Columbia Sportswear just beat earnings expectations for the first quarter, largely driven by its Sorel brand.
The Portland, Ore.-based company on Thursday reported a net income growth of 20% to $66.8 million in Q1, with diluted earnings per share of $1.03. This beat expectations of analysts surveyed by Yahoo Finance that predicted earnings of $0.86. Net sales increased 22% to $761.5 million, compared to Q1 of 2021.
Sales at Sorel jumped 37% to $63.6 million, driven by a strong mix in wholesale and DTC channels. In a call with investors, Columbia CEO Tim Boyle said that the brand’s new sneaker styles and wedges “contributed to phenomenal demand and brand heat.” As such, Columbia plans to invest more deeply in product and demand creation to help Sorel become a $1 billion brand.
Most of Sorel’s product — around 70% — is designed for women, Boyle said. And while winter merchandise did well throughout Q1, most of the growth is being led by sneakers and wedges.
“The opportunity globally to increase the revenue on Sorel is going to be led by the sneaker and the fashion styles,” Boyle said. “The future will be a much higher women’s component and much more sneaker and fashion footwear.”
In sneakers, Sorel’s Kinetic Impact lace style was the top selling style on Sorel.com. The brand’s success in the wedge category was largely driven by the Out ‘N About collection, as consumer habits changed to involve more time spent outside in social settings.
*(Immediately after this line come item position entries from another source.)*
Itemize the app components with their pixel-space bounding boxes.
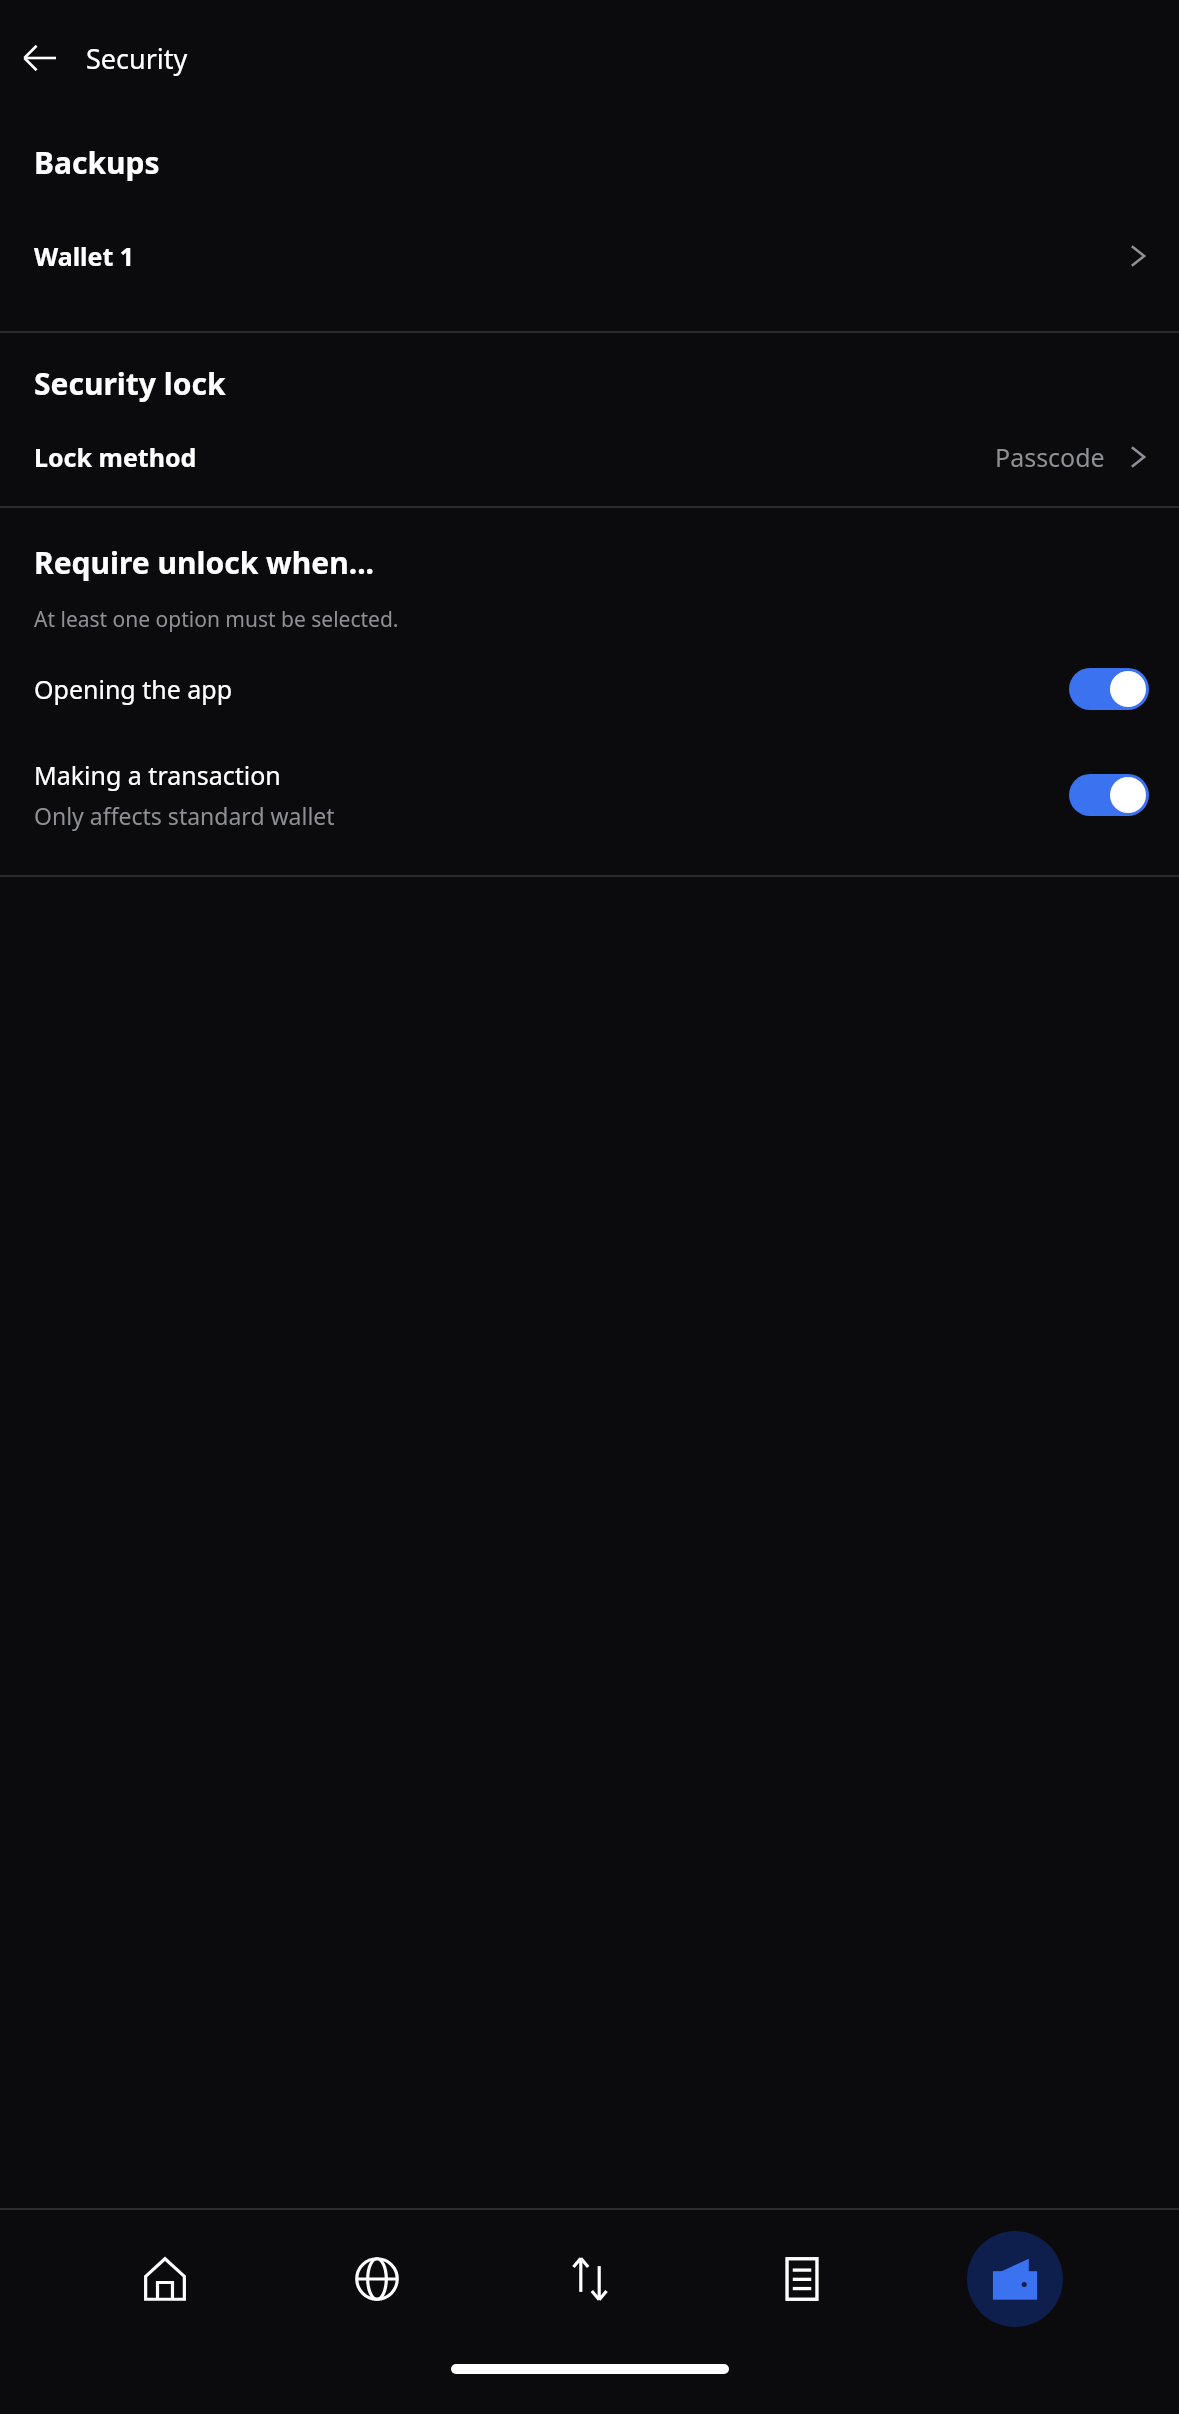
staticText: Backups	[34, 142, 160, 183]
button[interactable]: Activity	[754, 2231, 850, 2327]
staticText: Opening the app	[34, 672, 233, 706]
staticText: Security lock	[34, 363, 226, 404]
staticText: Making a transaction	[34, 758, 281, 792]
button[interactable]: Wallet	[967, 2231, 1063, 2327]
staticText: Only affects standard wallet	[34, 800, 335, 831]
button[interactable]: Back	[12, 30, 68, 86]
staticText: Lock method	[34, 440, 197, 474]
button[interactable]: Wallet 1	[0, 239, 1179, 273]
button[interactable]: Toggle on	[1069, 668, 1149, 710]
button[interactable]: Opening the app	[0, 668, 1179, 710]
staticText: Security	[86, 40, 188, 77]
button[interactable]: Home	[117, 2231, 213, 2327]
staticText: Require unlock when...	[34, 542, 374, 583]
button[interactable]: Lock method	[0, 440, 1179, 474]
staticText: Wallet 1	[34, 239, 135, 273]
button[interactable]: Toggle on	[1069, 774, 1149, 816]
staticText: Passcode	[995, 440, 1105, 474]
button[interactable]: Browser	[329, 2231, 425, 2327]
button[interactable]: Transfer	[542, 2231, 638, 2327]
button[interactable]: Making a transaction	[0, 758, 1179, 831]
staticText: At least one option must be selected.	[34, 605, 399, 634]
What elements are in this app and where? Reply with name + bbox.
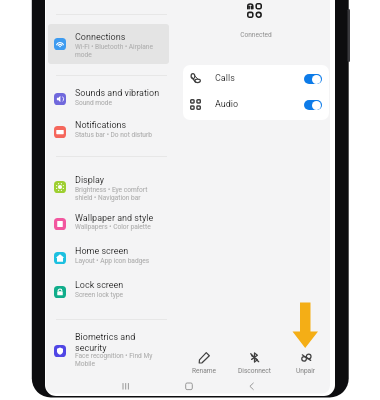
staticText: Unpair <box>296 367 316 375</box>
staticText: Mobile <box>75 360 95 368</box>
staticText: Rename <box>192 367 217 375</box>
button[interactable] <box>48 24 169 64</box>
button[interactable]: Disconnect <box>230 348 278 375</box>
staticText: Brightness • Eye comfort <box>75 186 148 194</box>
staticText: Layout • App icon badges <box>75 257 150 265</box>
button[interactable] <box>54 123 168 141</box>
other: Connected device <box>247 3 262 18</box>
staticText: Wallpaper and style <box>75 213 170 224</box>
button[interactable] <box>54 342 168 360</box>
button[interactable] <box>54 215 168 233</box>
button[interactable]: Audio <box>183 91 329 118</box>
button[interactable] <box>54 35 168 53</box>
staticText: Wi-Fi • Bluetooth • Airplane <box>75 43 153 51</box>
staticText: Notifications <box>75 120 170 131</box>
button[interactable] <box>54 249 168 267</box>
staticText: Disconnect <box>238 367 271 375</box>
staticText: Home screen <box>75 246 170 257</box>
staticText: Connections <box>75 32 170 43</box>
button[interactable] <box>54 90 168 108</box>
staticText: Sounds and vibration <box>75 88 170 99</box>
staticText: Display <box>75 175 170 186</box>
staticText: mode <box>75 51 92 59</box>
button[interactable] <box>54 283 168 301</box>
button[interactable]: Calls <box>183 65 329 92</box>
staticText: Wallpapers • Color palette <box>75 223 151 231</box>
staticText: shield • Navigation bar <box>75 194 141 202</box>
button[interactable] <box>54 178 168 196</box>
staticText: Face recognition • Find My <box>75 352 153 360</box>
staticText: Biometrics and security <box>75 332 170 354</box>
staticText: Lock screen <box>75 280 170 291</box>
staticText: Calls <box>215 73 235 84</box>
button[interactable]: Unpair <box>282 348 330 375</box>
button[interactable]: Rename <box>180 348 228 375</box>
staticText: Sound mode <box>75 99 113 107</box>
staticText: Connected <box>196 31 316 39</box>
staticText: Audio <box>215 99 239 110</box>
staticText: Screen lock type <box>75 291 124 299</box>
staticText: Status bar • Do not disturb <box>75 131 152 139</box>
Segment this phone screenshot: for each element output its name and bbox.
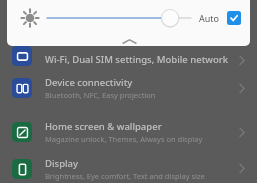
staticText: Home screen & wallpaper xyxy=(45,120,162,133)
button[interactable]: Wi-Fi, Dual SIM settings, Mobile network xyxy=(0,44,257,66)
staticText: Auto xyxy=(199,12,220,24)
staticText: Wi-Fi, Dual SIM settings, Mobile network xyxy=(45,53,229,66)
button[interactable]: Auto xyxy=(199,3,250,33)
staticText: Bluetooth, NFC, Easy projection xyxy=(45,90,156,100)
button[interactable]: Brightness level xyxy=(47,3,191,33)
button[interactable]: Display xyxy=(0,154,257,183)
staticText: Device connectivity xyxy=(45,76,133,89)
button[interactable]: Collapse xyxy=(109,36,149,46)
button[interactable]: Brightness xyxy=(17,5,43,31)
staticText: Brightness, Eye comfort, Text and displa… xyxy=(45,171,205,181)
button[interactable]: Device connectivity xyxy=(0,66,257,110)
button[interactable]: Home screen & wallpaper xyxy=(0,110,257,154)
staticText: Magazine unlock, Themes, Always on displ… xyxy=(45,134,203,144)
staticText: Display xyxy=(45,157,79,170)
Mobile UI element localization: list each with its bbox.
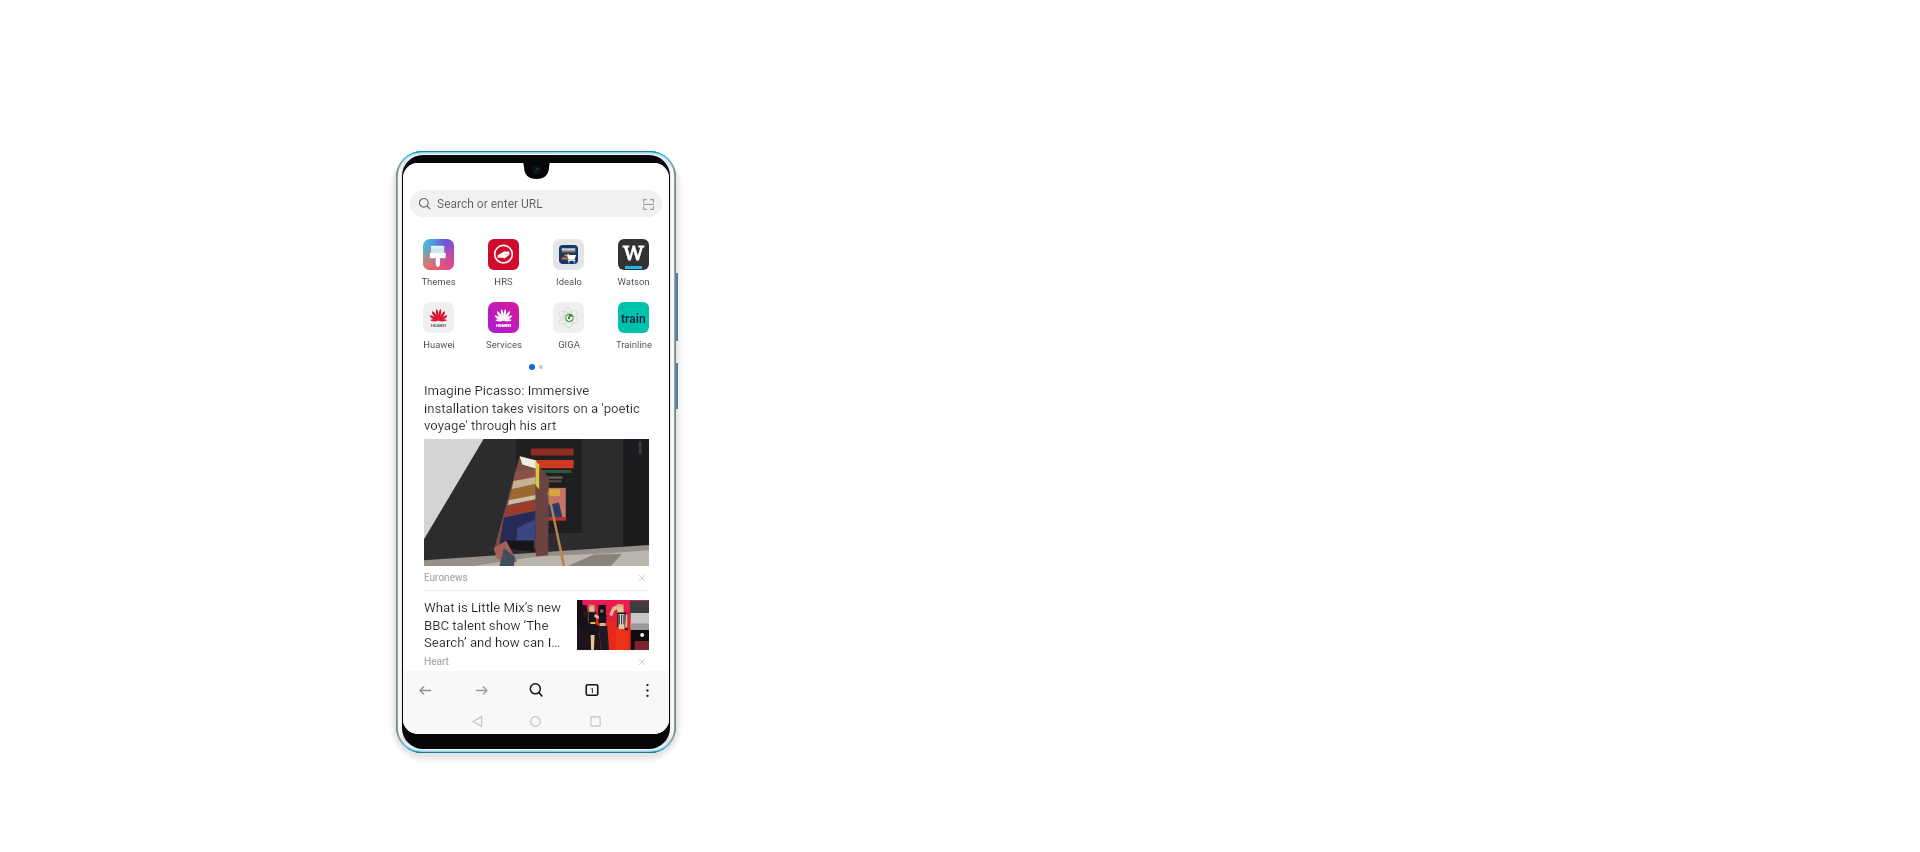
staticText: train xyxy=(621,312,646,326)
staticText: Euronews xyxy=(424,572,468,584)
staticText: W xyxy=(623,239,644,266)
button[interactable]: W xyxy=(601,239,666,288)
button[interactable]: HRS xyxy=(471,239,536,288)
button[interactable]: HUAWEI xyxy=(406,302,471,351)
staticText: What is Little Mix’s new BBC talent show… xyxy=(424,600,569,650)
button[interactable]: Recents xyxy=(573,709,617,734)
button[interactable]: train xyxy=(601,302,666,351)
button[interactable]: Back xyxy=(455,709,499,734)
button[interactable]: Dismiss xyxy=(635,655,649,669)
staticText: Huawei xyxy=(423,339,455,350)
button[interactable]: Dismiss xyxy=(635,571,649,585)
button[interactable]: Search or enter URL xyxy=(410,190,662,217)
staticText: Idealo xyxy=(556,276,582,287)
staticText: Themes xyxy=(421,276,456,287)
button[interactable]: Back xyxy=(403,671,449,709)
staticText: GIGA xyxy=(558,339,580,350)
button[interactable]: Idealo xyxy=(536,239,601,288)
button[interactable]: More options xyxy=(623,671,669,709)
button[interactable]: Scan QR code xyxy=(641,197,655,211)
staticText: Imagine Picasso: Immersive installation … xyxy=(424,383,650,433)
staticText: Heart xyxy=(424,656,449,668)
button[interactable]: Home xyxy=(513,709,557,734)
button[interactable]: Forward xyxy=(457,671,505,709)
button[interactable]: What is Little Mix’s new BBC talent show… xyxy=(424,600,649,650)
staticText: 1 xyxy=(590,686,595,695)
staticText: Watson xyxy=(617,276,650,287)
staticText: HRS xyxy=(494,276,513,287)
button[interactable]: Search xyxy=(512,671,560,709)
staticText: Trainline xyxy=(616,339,652,350)
staticText: Services xyxy=(486,339,522,350)
staticText: HUAWEI xyxy=(496,323,511,328)
staticText: Search or enter URL xyxy=(437,197,543,211)
button[interactable]: Imagine Picasso: Immersive installation … xyxy=(403,383,669,566)
button[interactable]: Themes xyxy=(406,239,471,288)
button[interactable]: Tabs xyxy=(568,671,616,709)
staticText: HUAWEI xyxy=(431,323,446,328)
button[interactable]: HUAWEI xyxy=(471,302,536,351)
button[interactable]: GIGA xyxy=(536,302,601,351)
Sorel also launched an apparel and footwear collaboration with prAna, another one of Columbia’s brands, which included sneakers and sandals styles. In January, Sorel entered the adaptive footwear market, reimagining three of its best-selling styles for Zappos Adaptive, the online shoe retailer’s platform for adaptive fashion items.
However, Sorel is not immune to supply chain problems plaguing the industry, especially as it related to inventory. Boyle noted that there are fewer factories with the capabilities to create Sorel’s unique style of wedges, compared with sneaker factories, which are more common. As a result, the company is looking to build out its production relationships with Asian partners throughout 2023 to make sure it is in a good inventory position.
Columbia branded footwear is also showing encouraging results. Including Sorel, Columbia brought in a collective $195.6 million in footwear sales revenue in Q1. For fiscal year 2022, Columbia expects footwear growth in the mid-20% range across Columbia footwear and Sorel.